In relation to the same period of the previous year, the Brazilian industry recorded a fall of -3.9% in April/19, signaling the possibility of a worse result in Q2/19 than in Q1/19 (-2.3%). In the seasonally adjusted series, it only managed to remain stable in April, registering +0.3% against the previous month, a performance unable to offset the -1.4% decline of March.
As a result, projections for the industry in 2019 are heading in the wrong direction. According to the Central Bank's Focus Bulletin, expectations for the growth of industrial production showed, on June 7, 2019, a variation of only +0.47%, that is, less than 1/6 of what was expected at the beginning of the year (+3.04%). The outlook for 2019 industrial GDP followed the same path: in four months, the forecasted increase of +2.89% on February 8, 2019 plummeted to +0.88% on June 7, 2019.
In short, the deterioration of industrial performance is clear. As the industry establishes numerous and distinct links with other economic activities, setbacks in its recovery can greatly jeopardize GDP growth as a whole.
The industrial branches that have been leading the reactivation of the sector since 2017 are now in reverse. This is notably the case of durable consumer goods, which grew by +13.2% in 2017 and +7.9% in 2018, but declined -2.2% in Jan-Apr 2019.
In part, this is due to production of automobiles, whose double-digit growth rates have given way to virtual stability (-0.5% in Jan-Apr/19), as exports have been hampered by the Argentine crisis. But this is not the only factor. Consumer electronics (-15.1%) and furniture (-7.0%) are in the red because of the low dynamism of the domestic market, as a result of high unemployment and the cost of credit to households.
In an even sharper recession are capital goods, which previously had also led industrial recovery alongside durable consumer goods. In the year to April 2019, they accumulated a fall of -3.1%, after growing +6.2% in 2017 and +7.3% in 2018. Here, in addition to the strong deterioration in entrepreneurial expectations emerging from the difficulties faced by government reforms, the high levels of idle productive capacity and scarce sources of investment financing also contributed to this reversal.
Together with capital goods, there is the intermediate goods macro-sector, with a drop of -3.1% in the first four months of 2019 compared to the same period of the previous year, a more intense setback than the general industry’s (-2.7%).
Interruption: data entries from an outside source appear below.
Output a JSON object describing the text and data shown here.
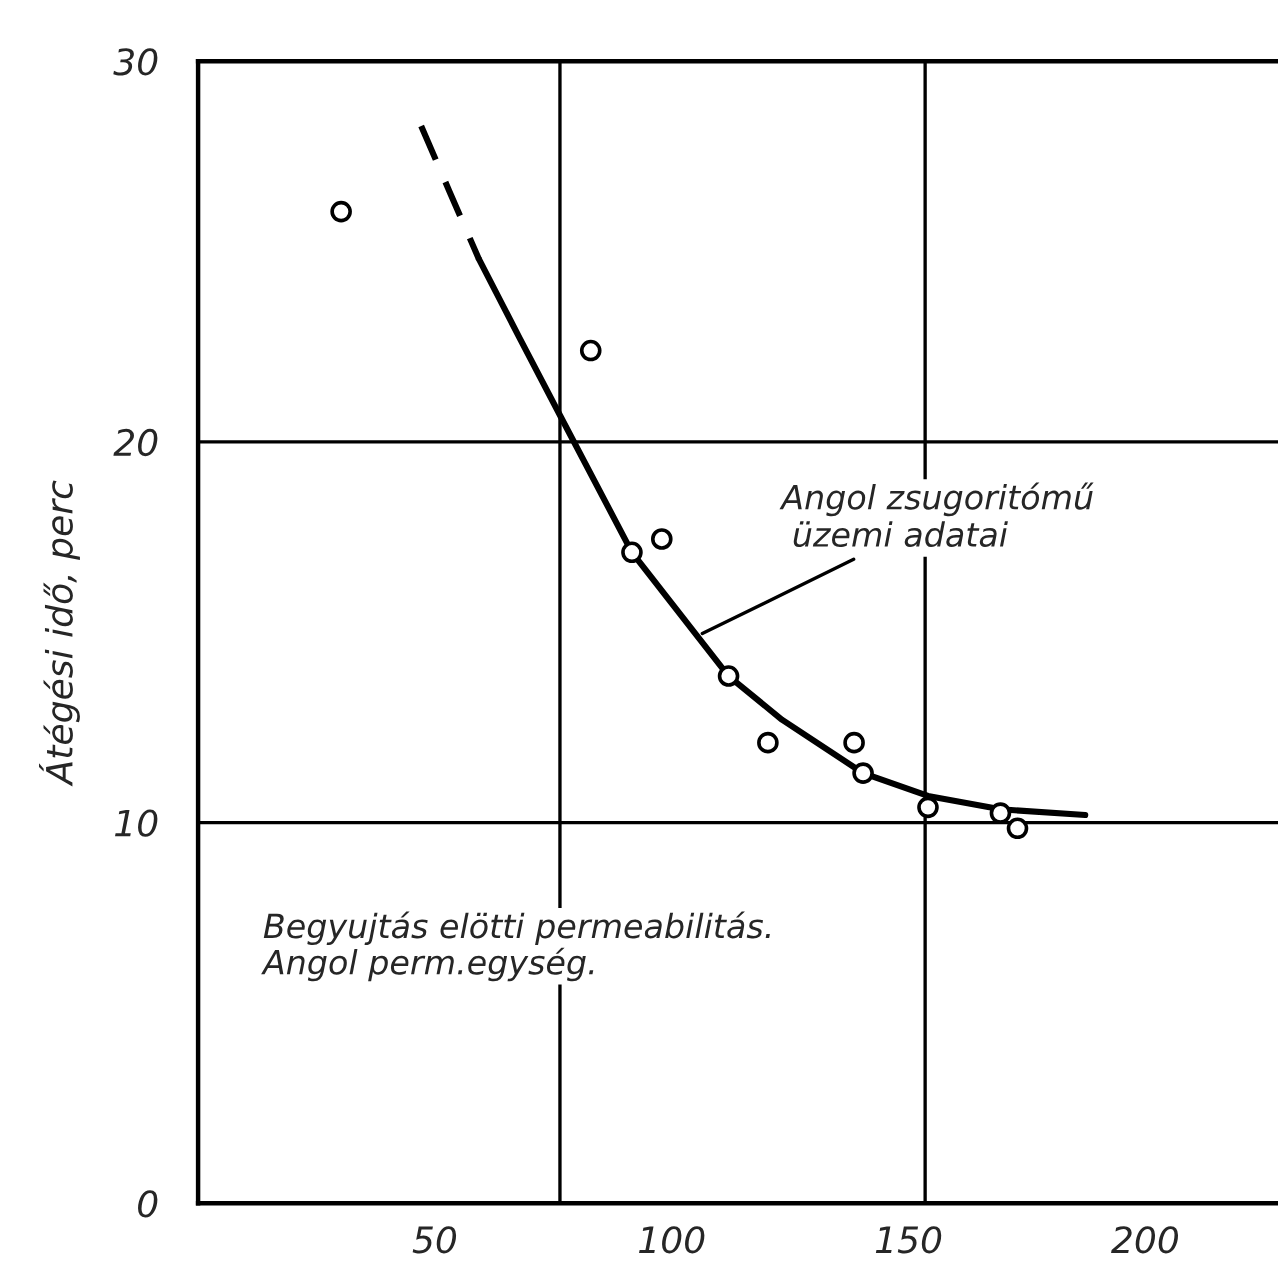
{
  "chart_data": {
    "type": "scatter",
    "ylabel": "Átégési idő, perc",
    "xlim": [
      0,
      228
    ],
    "ylim": [
      0,
      30
    ],
    "xticks": [
      50,
      100,
      150,
      200
    ],
    "yticks": [
      0,
      10,
      20,
      30
    ],
    "grid": "y",
    "series": [
      {
        "marker": "circle",
        "color": "#000000",
        "x": [
          30.2,
          82.9,
          91.6,
          97.9,
          112,
          120.3,
          138.5,
          140.4,
          154.1,
          169.4,
          173
        ],
        "values": [
          26.05,
          22.4,
          17.1,
          17.45,
          13.85,
          12.1,
          12.1,
          11.3,
          10.4,
          10.25,
          9.85
        ]
      },
      {
        "type": "line",
        "color": "#000000",
        "line_style": "dashed",
        "marker": "none",
        "x": [
          47.1,
          53,
          59.3
        ],
        "values": [
          28.3,
          26.6,
          24.8
        ]
      },
      {
        "type": "line",
        "color": "#000000",
        "line_style": "solid",
        "marker": "none",
        "x": [
          59.3,
          68,
          76.4,
          91.6,
          105.4,
          112,
          123.3,
          140.4,
          154.1,
          169.4,
          187.3
        ],
        "values": [
          24.8,
          22.7,
          20.7,
          17.1,
          14.9,
          13.85,
          12.7,
          11.3,
          10.7,
          10.35,
          10.2
        ]
      }
    ],
    "ref_lines": [
      {
        "axis": "x",
        "value": 76.4,
        "color": "#000000"
      },
      {
        "axis": "x",
        "value": 153.5,
        "color": "#000000"
      }
    ],
    "annotations": [
      {
        "text": "Angol zsugoritómű\n üzemi adatai",
        "x": 105.4,
        "y": 14.9
      },
      "Begyujtás elötti permeabilitás.\nAngol perm.egység."
    ]
  }
}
The main contribution to this picture comes from food intermediates (-7.4%) followed by pulp (-5.2%). This macro-setor, it should be remembered, did not present a very encouraging result in 2018 as a whole (+0.2%).
Finally, the semi-durable and non-durable goods industry registered the least intense contraction in the first four months of 2019: -1.3% compared to the same period of the previous year, driven by textile and clothing, pharmaceuticals and fuels. This result, however, happens after another decline of -0.3% in 2018 as a whole.
Unemployment very close to its record levels and low growth in total real income are factors that have hindered the evolution of semi-durable and non-durable consumer goods, and that also do not favor consumer durables branches. In addition, there is an increasingly complex international context with the trade tensions between the US and China, which further aggravates our competitiveness problems and jeopardize the use of exports as a way of compensating for the low dynamism of the domestic market.